Aunque algunos valientes optan por abrir pizzerías en medio de la crisis económica, los informes de CAME están en sintonía con las palabras del presidente Mauricio Macri, cuando les dijo a los emprendedores gastronómicos que eligieron "el peor momento” para abrir un comercio. Según la Conferencia Argentina de la Mediana Empresa, las ventas minoristas cayeron 9,2% en septiembre frente a igual mes del año pasado. Pero no es el único síntoma de que la recesión se acentúa: aumentaron las naftas y la gente que usa la tarjeta de crédito para comprar alimentos.

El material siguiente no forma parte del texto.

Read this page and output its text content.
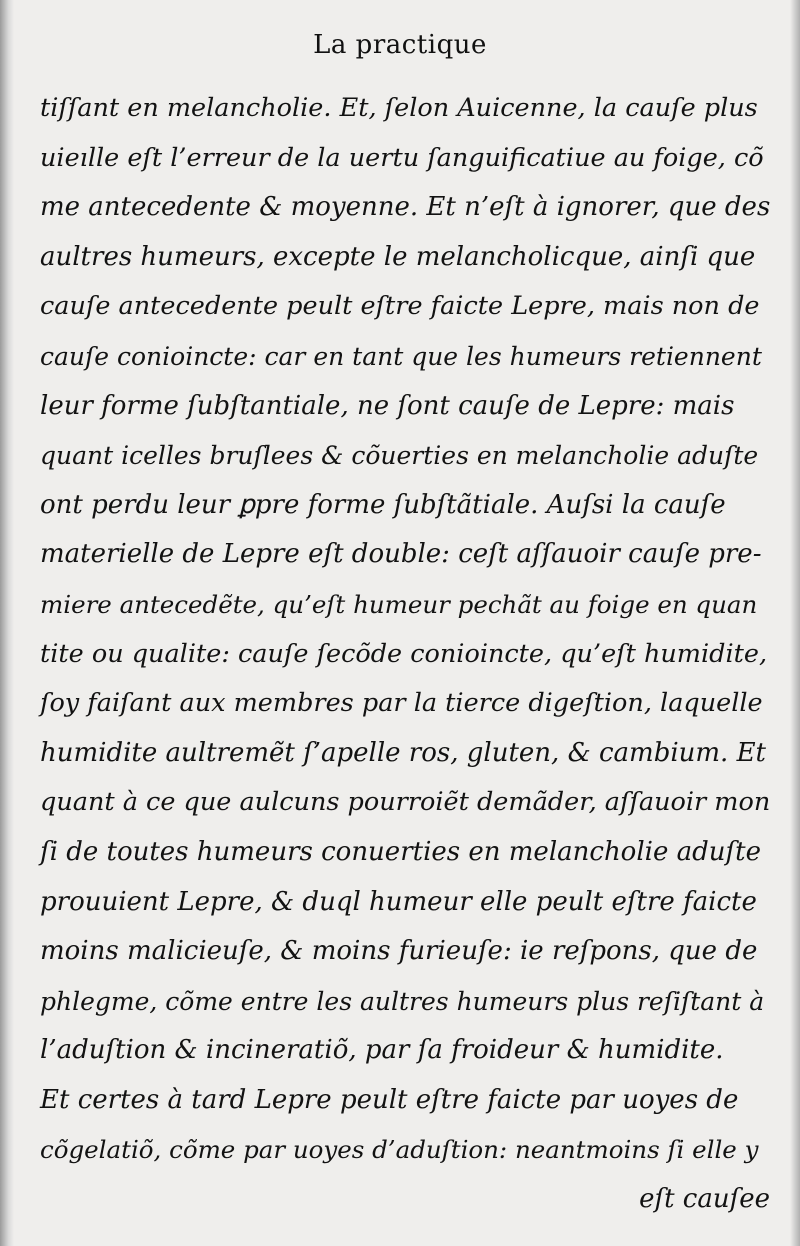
La practique
tiſſant en melancholie. Et, ſelon Auicenne, la cauſe plus
uieılle eſt l’erreur de la uertu ſanguificatiue au foige, cõ
me antecedente & moyenne. Et n’eſt à ignorer, que des
aultres humeurs, excepte le melancholicque, ainſi que
cauſe antecedente peult eſtre faicte Lepre, mais non de
cauſe conioincte: car en tant que les humeurs retiennent
leur forme ſubſtantiale, ne ſont cauſe de Lepre: mais
quant icelles bruſlees & cõuerties en melancholie aduſte
ont perdu leur ꝑpre forme ſubſtãtiale. Auſsi la cauſe
materielle de Lepre eſt double: ceſt aſſauoir cauſe pre-
miere antecedẽte, qu’eſt humeur pechãt au foige en quan
tite ou qualite: cauſe ſecõde conioincte, qu’eſt humidite,
ſoy faiſant aux membres par la tierce digeſtion, laquelle
humidite aultremẽt ſ’apelle ros, gluten, & cambium. Et
quant à ce que aulcuns pourroiẽt demãder, aſſauoir mon
ſi de toutes humeurs conuerties en melancholie aduſte
prouuient Lepre, & duql humeur elle peult eſtre faicte
moins malicieuſe, & moins furieuſe: ie reſpons, que de
phlegme, cõme entre les aultres humeurs plus reſiſtant à
l’aduſtion & incineratiõ, par ſa froideur & humidite.
Et certes à tard Lepre peult eſtre faicte par uoyes de
cõgelatiõ, cõme par uoyes d’aduſtion: neantmoins ſi elle y
eſt cauſee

El informe de CAME señala que  las ventas minoristas de los comercios pymes cayeron 9,2% en septiembre frente a igual mes del año pasado, medidas a precios constantes. Acumulan una baja anual de 4,3% en los primeros nueve meses del año.

En cuanto a los combustibles, la petrolera Axion dio el puntapié inicial para una nueva ola de aumentos acorde a dos cuestiones: la devaluación del peso en la primera semana de Guido Sandleris a cargo del Banco Central -potenciada por la salida abrupta de Luis Caputo- y el aumento del commodity del petróleo a nivel internacional. En ese esquema, Axion pateó la primera piedra con una suba de 8% en todo el país y la siguió la estatal YPF. Se espera que esta semana copien el mensaje las demás.

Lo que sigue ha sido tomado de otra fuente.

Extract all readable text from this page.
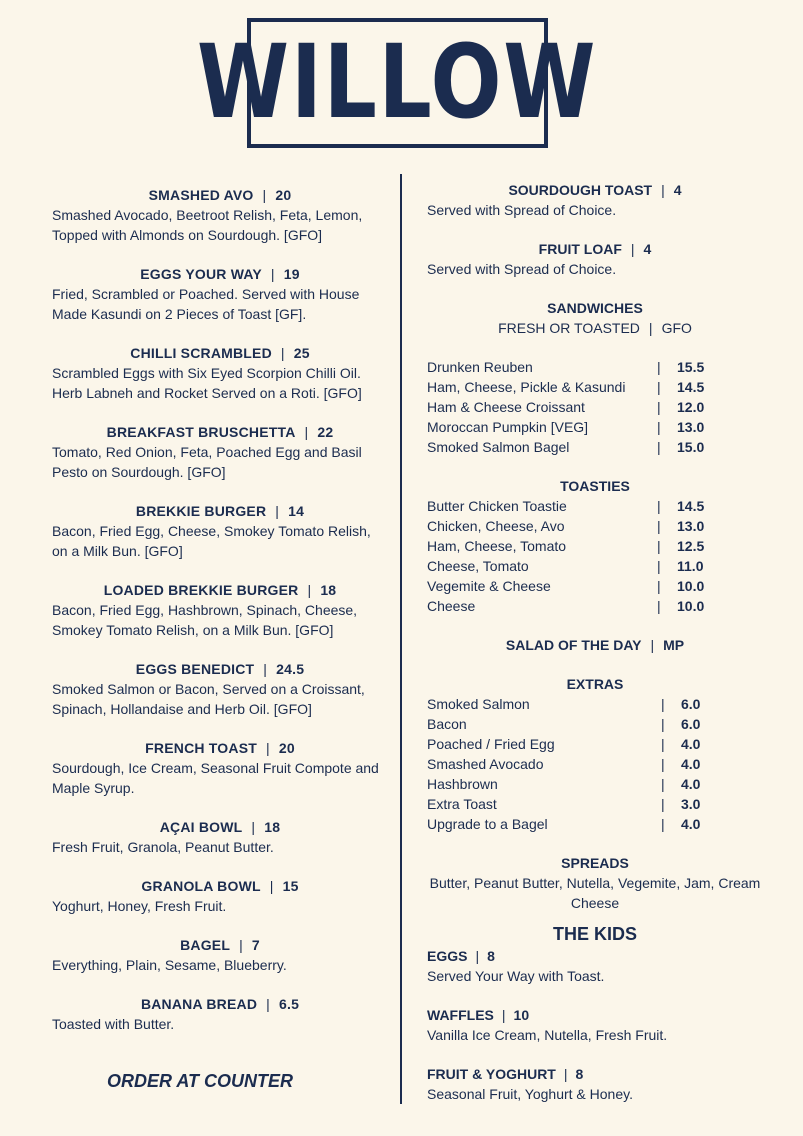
WILLOW
SMASHED AVO | 20
Smashed Avocado, Beetroot Relish, Feta, Lemon, Topped with Almonds on Sourdough. [GFO]
EGGS YOUR WAY | 19
Fried, Scrambled or Poached. Served with House Made Kasundi on 2 Pieces of Toast [GF].
CHILLI SCRAMBLED | 25
Scrambled Eggs with Six Eyed Scorpion Chilli Oil. Herb Labneh and Rocket Served on a Roti. [GFO]
BREAKFAST BRUSCHETTA | 22
Tomato, Red Onion, Feta, Poached Egg and Basil Pesto on Sourdough. [GFO]
BREKKIE BURGER | 14
Bacon, Fried Egg, Cheese, Smokey Tomato Relish, on a Milk Bun. [GFO]
LOADED BREKKIE BURGER | 18
Bacon, Fried Egg, Hashbrown, Spinach, Cheese, Smokey Tomato Relish, on a Milk Bun. [GFO]
EGGS BENEDICT | 24.5
Smoked Salmon or Bacon, Served on a Croissant, Spinach, Hollandaise and Herb Oil. [GFO]
FRENCH TOAST | 20
Sourdough, Ice Cream, Seasonal Fruit Compote and Maple Syrup.
AÇAI BOWL | 18
Fresh Fruit, Granola, Peanut Butter.
GRANOLA BOWL | 15
Yoghurt, Honey, Fresh Fruit.
BAGEL | 7
Everything, Plain, Sesame, Blueberry.
BANANA BREAD | 6.5
Toasted with Butter.
ORDER AT COUNTER
SOURDOUGH TOAST | 4
Served with Spread of Choice.
FRUIT LOAF | 4
Served with Spread of Choice.
SANDWICHES
FRESH OR TOASTED | GFO
Drunken Reuben	|	15.5
Ham, Cheese, Pickle & Kasundi	|	14.5
Ham & Cheese Croissant	|	12.0
Moroccan Pumpkin [VEG]	|	13.0
Smoked Salmon Bagel	|	15.0
TOASTIES
Butter Chicken Toastie	|	14.5
Chicken, Cheese, Avo	|	13.0
Ham, Cheese, Tomato	|	12.5
Cheese, Tomato	|	11.0
Vegemite & Cheese	|	10.0
Cheese	|	10.0
SALAD OF THE DAY | MP
EXTRAS
Smoked Salmon	|	6.0
Bacon	|	6.0
Poached / Fried Egg	|	4.0
Smashed Avocado	|	4.0
Hashbrown	|	4.0
Extra Toast	|	3.0
Upgrade to a Bagel	|	4.0
SPREADS
Butter, Peanut Butter, Nutella, Vegemite, Jam, Cream Cheese
THE KIDS
EGGS | 8
Served Your Way with Toast.
WAFFLES | 10
Vanilla Ice Cream, Nutella, Fresh Fruit.
FRUIT & YOGHURT | 8
Seasonal Fruit, Yoghurt & Honey.
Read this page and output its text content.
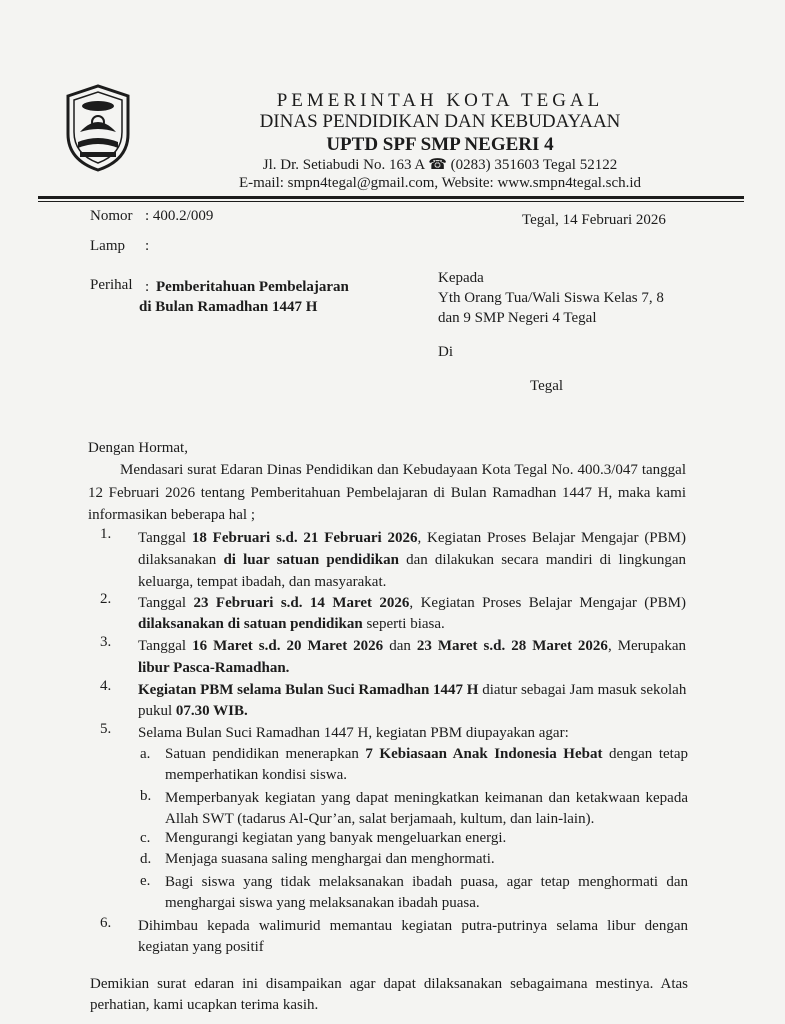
PEMERINTAH KOTA TEGAL
DINAS PENDIDIKAN DAN KEBUDAYAAN
UPTD SPF SMP NEGERI 4
Jl. Dr. Setiabudi No. 163 A ☎ (0283) 351603 Tegal 52122
E-mail: smpn4tegal@gmail.com, Website: www.smpn4tegal.sch.id
Nomor : 400.2/009	Tegal, 14 Februari 2026
Lamp :
Perihal : Pemberitahuan Pembelajaran
di Bulan Ramadhan 1447 H
Kepada
Yth Orang Tua/Wali Siswa Kelas 7, 8
dan 9 SMP Negeri 4 Tegal
Di
Tegal
Dengan Hormat,
Mendasari surat Edaran Dinas Pendidikan dan Kebudayaan Kota Tegal No. 400.3/047 tanggal
12 Februari 2026 tentang Pemberitahuan Pembelajaran di Bulan Ramadhan 1447 H, maka kami
informasikan beberapa hal ;
1. Tanggal 18 Februari s.d. 21 Februari 2026, Kegiatan Proses Belajar Mengajar (PBM)
dilaksanakan di luar satuan pendidikan dan dilakukan secara mandiri di lingkungan
keluarga, tempat ibadah, dan masyarakat.
2. Tanggal 23 Februari s.d. 14 Maret 2026, Kegiatan Proses Belajar Mengajar (PBM)
dilaksanakan di satuan pendidikan seperti biasa.
3. Tanggal 16 Maret s.d. 20 Maret 2026 dan 23 Maret s.d. 28 Maret 2026, Merupakan
libur Pasca-Ramadhan.
4. Kegiatan PBM selama Bulan Suci Ramadhan 1447 H diatur sebagai Jam masuk sekolah
pukul 07.30 WIB.
5. Selama Bulan Suci Ramadhan 1447 H, kegiatan PBM diupayakan agar:
a. Satuan pendidikan menerapkan 7 Kebiasaan Anak Indonesia Hebat dengan tetap
memperhatikan kondisi siswa.
b. Memperbanyak kegiatan yang dapat meningkatkan keimanan dan ketakwaan kepada
Allah SWT (tadarus Al-Qur’an, salat berjamaah, kultum, dan lain-lain).
c. Mengurangi kegiatan yang banyak mengeluarkan energi.
d. Menjaga suasana saling menghargai dan menghormati.
e. Bagi siswa yang tidak melaksanakan ibadah puasa, agar tetap menghormati dan
menghargai siswa yang melaksanakan ibadah puasa.
6. Dihimbau kepada walimurid memantau kegiatan putra-putrinya selama libur dengan
kegiatan yang positif
Demikian surat edaran ini disampaikan agar dapat dilaksanakan sebagaimana mestinya. Atas
perhatian, kami ucapkan terima kasih.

Las estaciones de servicio de YPF aumentaron este domingo un 10% el precio de la nafta, mientras que en las últimas horas las sucursales de Axion registraron una suba del 8,9% en sus combustibles.En los surtidores de la petrolera estatal, el litro de la Súper se vende a $40,94; la Infinia a $46,68; el Diesel Euro a $40,11 y la Diesel 500 a $34,31.

En tanto, las entidades privadas registran que los consumos están cambiando. La gente empieza a apostar más a las segundas marcas, crece el pedido de préstamos para pagar facturas de servicios públicos y se registran mayores carteras en mora y en condición de incobrabilidad. Además, la tarjeta de crédito se utiliza cada vez más para comprar alimentos en los supermercados.